Şu bizim KKTC siyaseti…
Renklidir.
Hızlıdır.
Hareketlidir.
Aynı zamanda dönektir. Hatta döndürek gibidir.
Dünü yoktur. Bugünü vardır.
Yarını Allah kerimdir.
Dünyayla bağı yok gibidir.
Yukarıya çıksan denize düşersin, aşağıya insen tele çarparsın.
Özker Hoca’nın davul/tokmak benzetmesine mazhar olmuştur.
Bir “Kıbrıs Sorunu” vardır ki, dillere destandır.
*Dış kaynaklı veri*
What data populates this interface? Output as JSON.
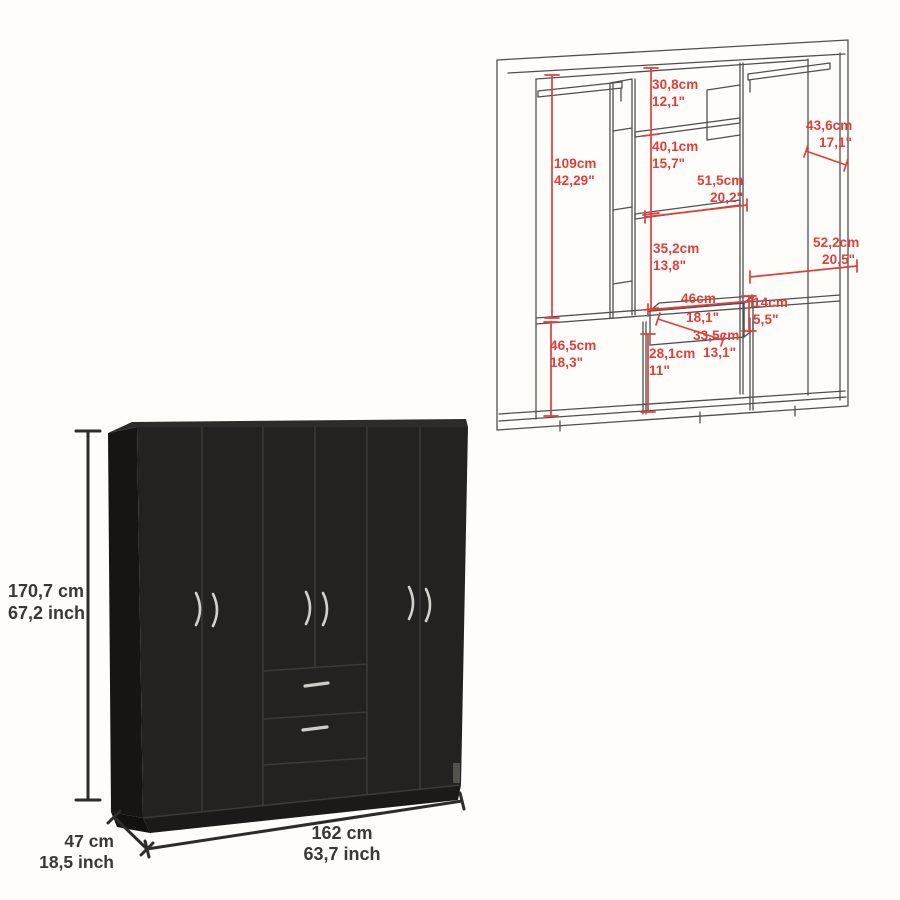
{
  "background_color": "#fffdfa",
  "accent_red": "#e03e3a",
  "line_gray": "#4f4f4f",
  "wardrobe_black": "#242220",
  "interior": {
    "dims": [
      {
        "name": "top-center-section-height",
        "cm": "30,8cm",
        "inch": "12,1\""
      },
      {
        "name": "second-center-section-height",
        "cm": "40,1cm",
        "inch": "15,7\""
      },
      {
        "name": "right-side-depth",
        "cm": "43,6cm",
        "inch": "17,1\""
      },
      {
        "name": "left-column-height",
        "cm": "109cm",
        "inch": "42,29\""
      },
      {
        "name": "center-shelf-width",
        "cm": "51,5cm",
        "inch": "20,2\""
      },
      {
        "name": "third-center-section-height",
        "cm": "35,2cm",
        "inch": "13,8\""
      },
      {
        "name": "right-column-width",
        "cm": "52,2cm",
        "inch": "20,5\""
      },
      {
        "name": "drawer-width",
        "cm": "46cm",
        "inch": "18,1\""
      },
      {
        "name": "drawer-height",
        "cm": "14cm",
        "inch": "5,5\""
      },
      {
        "name": "drawer-depth",
        "cm": "33,5cm",
        "inch": "13,1\""
      },
      {
        "name": "bottom-left-section-height",
        "cm": "46,5cm",
        "inch": "18,3\""
      },
      {
        "name": "bottom-center-section-height",
        "cm": "28,1cm",
        "inch": "11\""
      }
    ]
  },
  "exterior": {
    "height": {
      "cm": "170,7 cm",
      "inch": "67,2 inch"
    },
    "depth": {
      "cm": "47 cm",
      "inch": "18,5 inch"
    },
    "width": {
      "cm": "162 cm",
      "inch": "63,7 inch"
    }
  }
}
Sıkışanın dayandığı duvardır.
“Vatan Millet Sakarya”dır.
Mars’ta su bulunur, Kıbrıs’ta çözüm bulunmaz.
Tütün fabrikasından bozma meclisi vardır.
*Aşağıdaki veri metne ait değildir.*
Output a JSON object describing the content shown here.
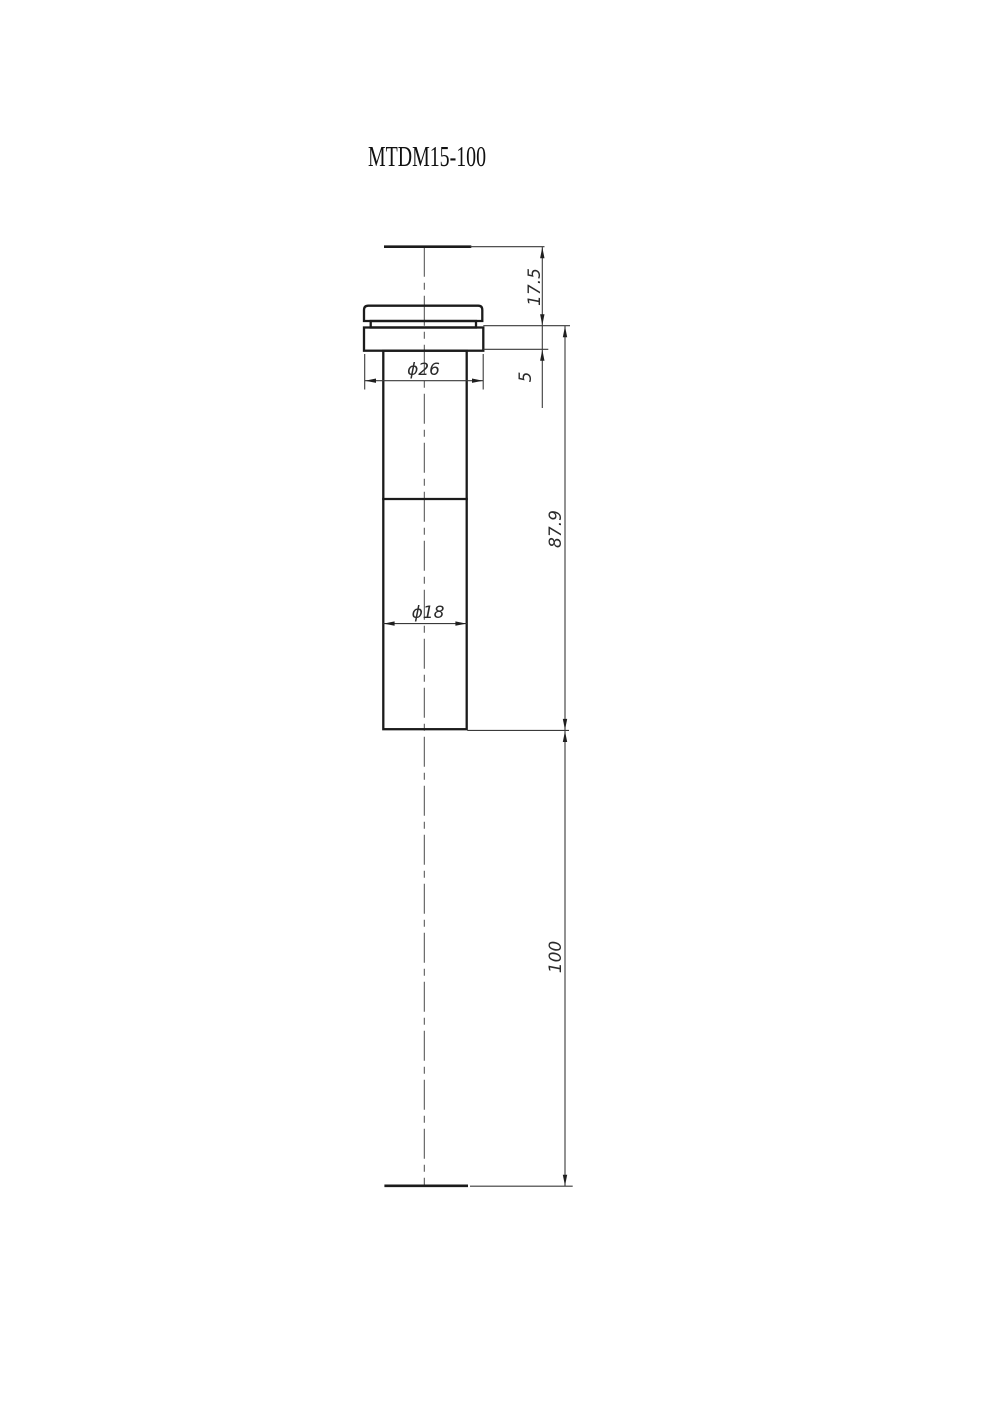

“Sayın başkan, sayın milletvekilleri” diye boş koltuklara nutuk atılan yerdir.
Ancak da yemin törenlerinde dolar.
Kesintisiz üç ay tatil yapar.
Esasen siyaset, meyhanelerde şekillenir.
Hükümetler orada kurulur, orada bozulur.
Hele seçim zamanı geldi mi, açık pazar gibidir.
Adeta transfer sezonuna benzer.
Bonservisli olanı da var serbest transfer olanı da.
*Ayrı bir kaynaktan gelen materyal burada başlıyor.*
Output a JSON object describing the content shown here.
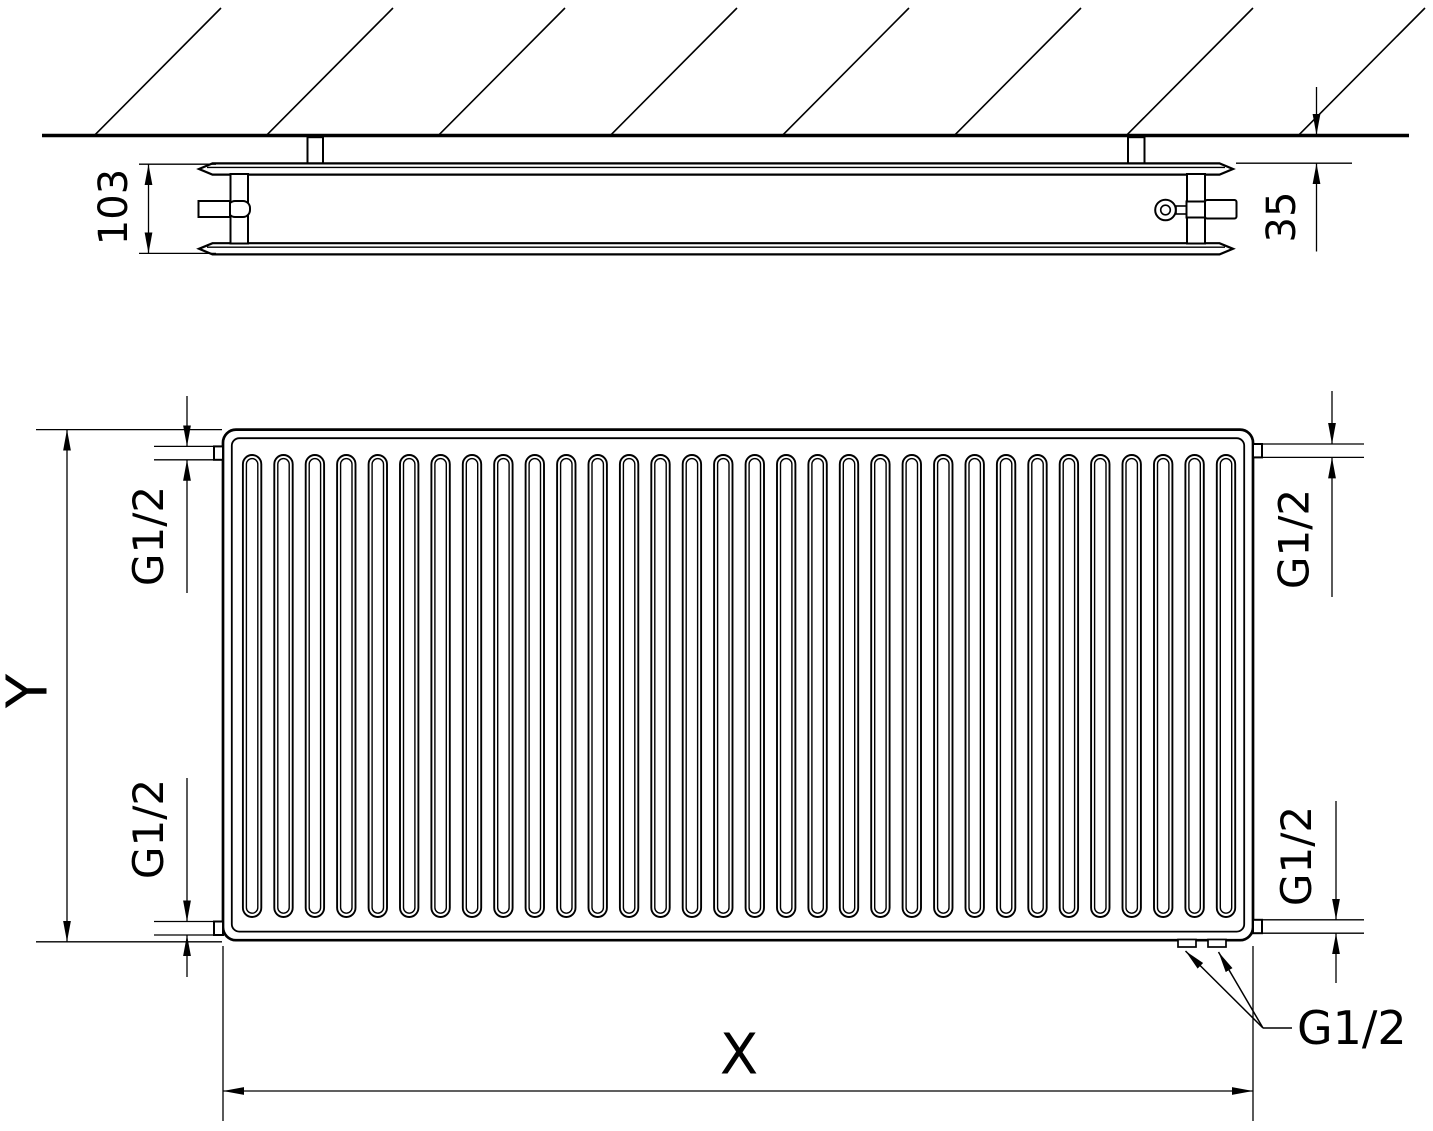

Vaatler havada uçuşur, gerçekleştireni nadir görülür.
Ne peşkeşi biter ne peşrevi.
Sağı sola, solu sağa kaymıştır.
Muhalefette başka, iktidarda başkadır.
Beyaz sayfa açması bitmez.
Bölgeciliği meşhurdur.
Düşmanları barıştırır, kardeşleri küstürür.
O derece mühimdir bizim KKTC siyaseti.
Gelgelelim…
Hayatımızın parçasıdır. Onsuz yaşanmaz.
Kahvelerde muhabbetin bir numaralı mevzusudur.
Sohbete başlama sebebidir.
“Hiç ilgilenmem” diyenin bile hakkında roman yazabildiğidir.
TV programlarının vazgeçilmezidir.
Gazetelerin manşetidir.
Sosyal medyanın en iyi malzemesidir.
İşin aslı, mecburiyetimizdir.
Ülkeyi yönetmelidir..
Ekonomiyi canlandırması elzemdir.
Herkese eşit muamele etmek gerekir.
Daireleri verimli, kurumları düzgün çalışabilir.
Bunları başarması zor değildir.
Kararlılık ve irade gerektirir.
Bu kararlılık ve irade ülke sevgisiyle birleşirse, evet, yapılabilir.
Hem de bu ülkede çok güzel işler yapılabilir.